Reading the Introduction

Q-12

Quest for the Living God:
Mapping Frontiers in the Theology of God
by Dr. Elizabeth Johnson
Published 2007 by Continuum Books

(1) Thinking about God:  Each chapter in this book reflects on images and ideas about God – aspects of the Divine Mystery that the Christian tradition may have forgotten or overlooked.

 (2) Contextual theologies:  The theologies rise out of the life experience of various peoples – Europeans and Asians,  African-Americans, Latinos, and women.  These theologies also arise from new insights from modern science, social sciences and humanities, as well as from Christian scripture and tradition.

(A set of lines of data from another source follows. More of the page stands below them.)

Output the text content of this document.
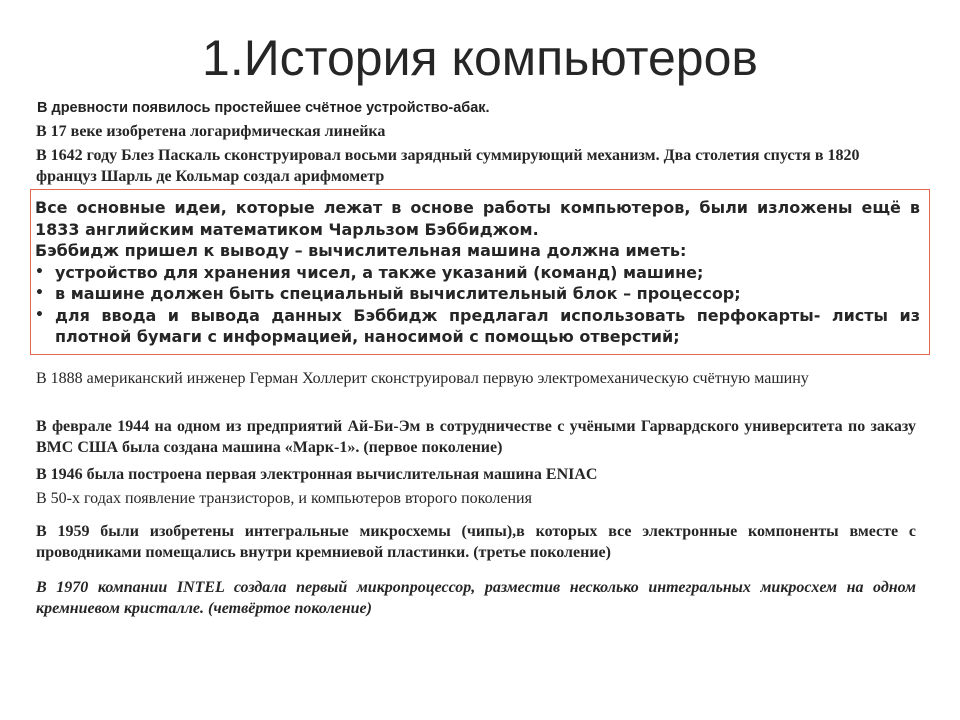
1.История компьютеров

В древности появилось простейшее счётное устройство-абак.

В 17 веке изобретена логарифмическая линейка

В 1642 году Блез Паскаль сконструировал восьми зарядный суммирующий механизм. Два столетия спустя в 1820 француз Шарль де Кольмар создал арифмометр

Все основные идеи, которые лежат в основе работы компьютеров, были изложены ещё в 1833 английским математиком Чарльзом Бэббиджом.

Бэббидж пришел к выводу – вычислительная машина должна иметь:

• устройство для хранения чисел, а также указаний (команд) машине;
• в машине должен быть специальный вычислительный блок – процессор;
• для ввода и вывода данных Бэббидж предлагал использовать перфокарты- листы из плотной бумаги с информацией, наносимой с помощью отверстий;

В 1888 американский инженер Герман Холлерит сконструировал первую электромеханическую счётную машину

В феврале 1944 на одном из предприятий Ай-Би-Эм в сотрудничестве с учёными Гарвардского университета по заказу ВМС США была создана машина «Марк-1». (первое поколение)

В 1946 была построена первая электронная вычислительная машина ENIAC

В 50-х годах появление транзисторов, и компьютеров второго поколения

В 1959 были изобретены интегральные микросхемы (чипы),в которых все электронные компоненты вместе с проводниками помещались внутри кремниевой пластинки. (третье поколение)

В 1970 компании INTEL создала первый микропроцессор, разместив несколько интегральных микросхем на одном кремниевом кристалле. (четвёртое поколение)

(3) The Living God – The book’s title, Quest for the Living God,  uses a Biblical phrase, the ‘Living God’ to describe the God who is “full of energy and spirit, alive with designs for liberation and healing, always approaching from the future to do something new.  In addition, the term ‘living God’ evokes the realization that there is always more to divine Mystery than human beings can nail down.”

Reflecting on the reading:

As children and young people, most of us learned our ‘theology’ (although that word probably wasn’t used) from clergy and religion teachers, who passed on to us what the Scriptures and Christian tradition hold to be true. What would we have learned if our pastors and teachers had started not with the tradition but with questions:

How have you experienced the Holy in your own life? 

What have your experiences taught you about God?